A boy born into a house of the poorest of the poor in Matale highlands, begins to squat on his bed and recite some strange stuff that nobody in the family or neighbourhood understands. Then one day comes in the Nana (Moslem trader) to collect his long drawn out debts and listening to the boy flees the scene. Never did he insist on his debts again for the boy though about 10 months had been babbling parts of his religious text.

Dramatic

Beginning to talk he asks others, "Why did this happen to me?" insinuating the dramatic fall of fortunes. But what happens later to the boy is just poignant. Grown up he becomes very fastidious and hates his surroundings and the frugal food thrust on him. He talks of a lovely mansion he lived in, in the city of Kandea where sugar and tea were not brought in, in tiny bundles but in sacks, for transport. The father of his earlier birth had been a busy trader of Kandea. The parents finally take him to Kandea and he spots the mansion. The father walks up to the security guard and relates the story. Back he comes with a threat from the master of the house, not to bamboozle him with made-up tales but to get out immediately. The boy weeps. Here in this palace on King's Street he had lived and died of a fever. He was the only child and the grief stricken mother had died a few months later.

From where did I get this story? From 14 cases of re-incarnation compiled by Prof. R.L. Stevenson. It was given to me by Sarvodaya for translation but sheer laziness overpowering me, there it lies untranslated. In addition to the laziness was the fact that I was not an avid believer in rebirth till I came to the tale where I got personally involved.

Now that it is story-telling time let me begin, as related by the professor.

Once upon a time, sorry, not that long ago, but in comparative modern times when the schools were sprouting all over the island there was a school in the Western province close to the Deewali river. (The Ferenghi schools had come to stay.) An school teacher in this school was in the habit of coming every evening to the house of the head mistress and spilling out her woes comprising her husband bashing her.
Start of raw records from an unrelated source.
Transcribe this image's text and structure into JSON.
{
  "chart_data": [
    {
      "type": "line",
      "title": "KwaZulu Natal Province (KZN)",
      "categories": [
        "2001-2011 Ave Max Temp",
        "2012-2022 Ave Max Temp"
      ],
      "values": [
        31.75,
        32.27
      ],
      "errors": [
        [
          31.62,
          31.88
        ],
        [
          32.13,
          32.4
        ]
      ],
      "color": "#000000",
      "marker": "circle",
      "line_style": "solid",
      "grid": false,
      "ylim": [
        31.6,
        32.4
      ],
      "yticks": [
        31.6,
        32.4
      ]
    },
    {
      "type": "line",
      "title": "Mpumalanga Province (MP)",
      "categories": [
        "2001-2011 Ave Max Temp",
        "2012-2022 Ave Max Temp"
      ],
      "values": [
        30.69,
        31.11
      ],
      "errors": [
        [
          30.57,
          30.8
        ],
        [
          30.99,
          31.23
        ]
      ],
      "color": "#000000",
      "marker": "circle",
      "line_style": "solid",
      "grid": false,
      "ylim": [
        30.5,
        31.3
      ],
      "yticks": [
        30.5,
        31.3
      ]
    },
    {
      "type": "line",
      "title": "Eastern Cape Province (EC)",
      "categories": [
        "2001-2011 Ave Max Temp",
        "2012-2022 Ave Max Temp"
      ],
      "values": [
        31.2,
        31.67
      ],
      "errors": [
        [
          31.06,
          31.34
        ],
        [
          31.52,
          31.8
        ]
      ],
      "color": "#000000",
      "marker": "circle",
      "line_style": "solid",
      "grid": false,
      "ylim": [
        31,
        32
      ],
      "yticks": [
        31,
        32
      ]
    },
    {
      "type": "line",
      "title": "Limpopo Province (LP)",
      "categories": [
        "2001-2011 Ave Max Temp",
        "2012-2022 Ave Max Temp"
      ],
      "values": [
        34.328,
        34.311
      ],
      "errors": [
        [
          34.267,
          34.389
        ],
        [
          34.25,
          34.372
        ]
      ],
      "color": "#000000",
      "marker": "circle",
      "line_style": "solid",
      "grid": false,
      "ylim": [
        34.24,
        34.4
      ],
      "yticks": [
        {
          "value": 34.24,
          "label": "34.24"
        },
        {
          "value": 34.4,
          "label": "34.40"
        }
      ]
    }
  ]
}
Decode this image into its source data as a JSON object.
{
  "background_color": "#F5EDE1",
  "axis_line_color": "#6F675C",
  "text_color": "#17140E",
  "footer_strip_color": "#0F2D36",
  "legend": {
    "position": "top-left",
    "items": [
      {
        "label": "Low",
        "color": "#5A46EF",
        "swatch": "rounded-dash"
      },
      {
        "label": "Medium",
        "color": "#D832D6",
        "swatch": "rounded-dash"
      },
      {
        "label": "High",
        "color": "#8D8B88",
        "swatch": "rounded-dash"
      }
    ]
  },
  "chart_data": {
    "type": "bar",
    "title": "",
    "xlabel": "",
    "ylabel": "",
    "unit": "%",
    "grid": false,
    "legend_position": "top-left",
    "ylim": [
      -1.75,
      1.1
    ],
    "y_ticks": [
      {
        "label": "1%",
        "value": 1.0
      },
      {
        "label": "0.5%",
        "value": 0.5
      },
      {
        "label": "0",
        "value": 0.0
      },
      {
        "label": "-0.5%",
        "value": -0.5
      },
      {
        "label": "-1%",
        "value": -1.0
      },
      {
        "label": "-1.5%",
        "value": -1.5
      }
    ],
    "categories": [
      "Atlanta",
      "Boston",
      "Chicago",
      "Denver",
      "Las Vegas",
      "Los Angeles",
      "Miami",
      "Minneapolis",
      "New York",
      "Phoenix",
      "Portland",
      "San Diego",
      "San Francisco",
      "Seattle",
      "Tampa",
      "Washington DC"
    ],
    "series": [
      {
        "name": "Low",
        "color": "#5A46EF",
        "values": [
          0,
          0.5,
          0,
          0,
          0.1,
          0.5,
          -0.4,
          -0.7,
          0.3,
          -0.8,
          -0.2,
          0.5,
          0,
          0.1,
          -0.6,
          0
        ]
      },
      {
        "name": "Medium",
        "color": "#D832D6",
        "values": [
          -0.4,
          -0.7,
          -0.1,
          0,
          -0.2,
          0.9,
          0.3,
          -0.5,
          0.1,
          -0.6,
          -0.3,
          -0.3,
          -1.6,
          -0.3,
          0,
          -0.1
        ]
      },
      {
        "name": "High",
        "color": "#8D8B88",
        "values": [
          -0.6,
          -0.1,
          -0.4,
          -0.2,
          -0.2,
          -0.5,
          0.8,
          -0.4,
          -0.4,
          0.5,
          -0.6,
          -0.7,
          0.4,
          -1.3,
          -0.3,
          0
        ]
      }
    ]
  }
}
The head mistress lived in a house sprawled out on a coconut estate and she was very kind and always gave an ear to the teacher and consoled her unaware of sordid events to follow.

Pneumonia

Soon after, the latter died of pneumonia. But she had been killed by her husband to make way for the paramour. Becoming sick with the daily bashings she had got confined to bed and the husband had taken her to the well at midnight and bathed her making her develop pneumonia. How did these facts get released? The school teacher after death had been reborn as a girl in Piliyandala and had begun to narrate her earlier birth story.
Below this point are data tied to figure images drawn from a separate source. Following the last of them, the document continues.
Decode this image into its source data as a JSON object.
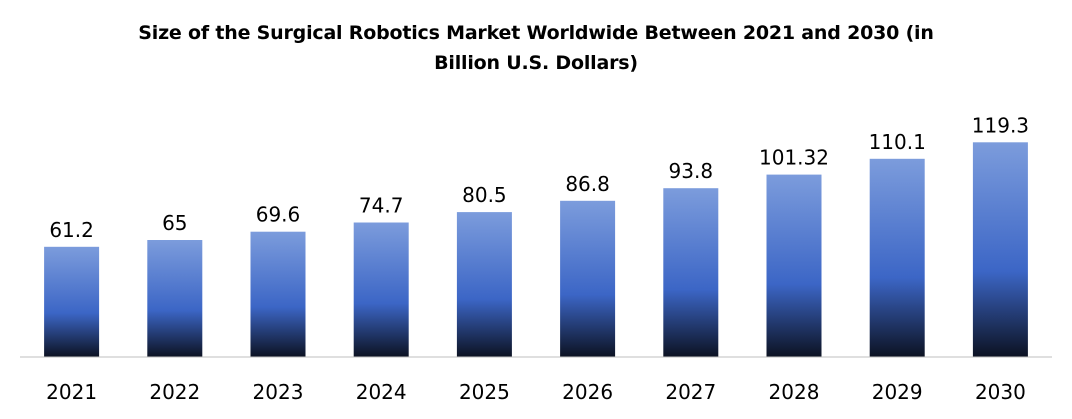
{
  "chart_data": {
    "type": "bar",
    "title": "Size of the Surgical Robotics Market Worldwide Between 2021 and 2030 (in Billion U.S. Dollars)",
    "title_lines": [
      "Size of the Surgical Robotics Market Worldwide Between 2021 and 2030 (in",
      "Billion U.S. Dollars)"
    ],
    "categories": [
      "2021",
      "2022",
      "2023",
      "2024",
      "2025",
      "2026",
      "2027",
      "2028",
      "2029",
      "2030"
    ],
    "values": [
      61.2,
      65,
      69.6,
      74.7,
      80.5,
      86.8,
      93.8,
      101.32,
      110.1,
      119.3
    ],
    "value_labels": [
      "61.2",
      "65",
      "69.6",
      "74.7",
      "80.5",
      "86.8",
      "93.8",
      "101.32",
      "110.1",
      "119.3"
    ],
    "xlabel": "",
    "ylabel": "",
    "ylim": [
      0,
      130
    ],
    "grid": false,
    "legend": "none",
    "colors": {
      "bar_top": "#7c9cdc",
      "bar_mid": "#3c66c6",
      "bar_bottom": "#0c1222",
      "axis": "#bfbfbf"
    }
  }
}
How did I get involved in this story? My mind began to work, guided by the location given. This event, that of an assistant teacher getting consoled by the female head teacher could have taken place in the 1940s in that area 25 miles off Colombo. Female head teachers were rare then and my aunt was one. She had four sons. To go on with my quest I had to have a dialogue with them.

The year that Prof. Stevenson's book was handed to me was 1970. The passage of time had done its task and only one son was available now. I asked him whether a teacher in his mother's school used to come and cry in their house.

Amazed at my question he said the moment the teacher appeared he ran to his mother's lap and listened to her.

It was all so dramatic, the way she demonstrated the "bashings" by her husband. I then asked whether he knew what happened later. He said that she died of pneumonia. That was the popular talk.

"You believed that?'

"No. There was a talk that she was murdered by her husband."

"Why?"

"The husband of the dead teacher married his paramour after the wife's death and their children are doing very well now. They are good chums of mine too. Why dig up the rotten past especially as no courts would ever take in the word of the reborn dead as witnesses".

I was now in the believer's nest. But I did not go in search of the reborn for she could be now years past the age of the Jaathi smarana wisdom.

Further, where is the natural justice in the world? The murderer goes free but marries his sweet love and begets a successful progeny. This is a strange, cruel, unpredictable and weird world!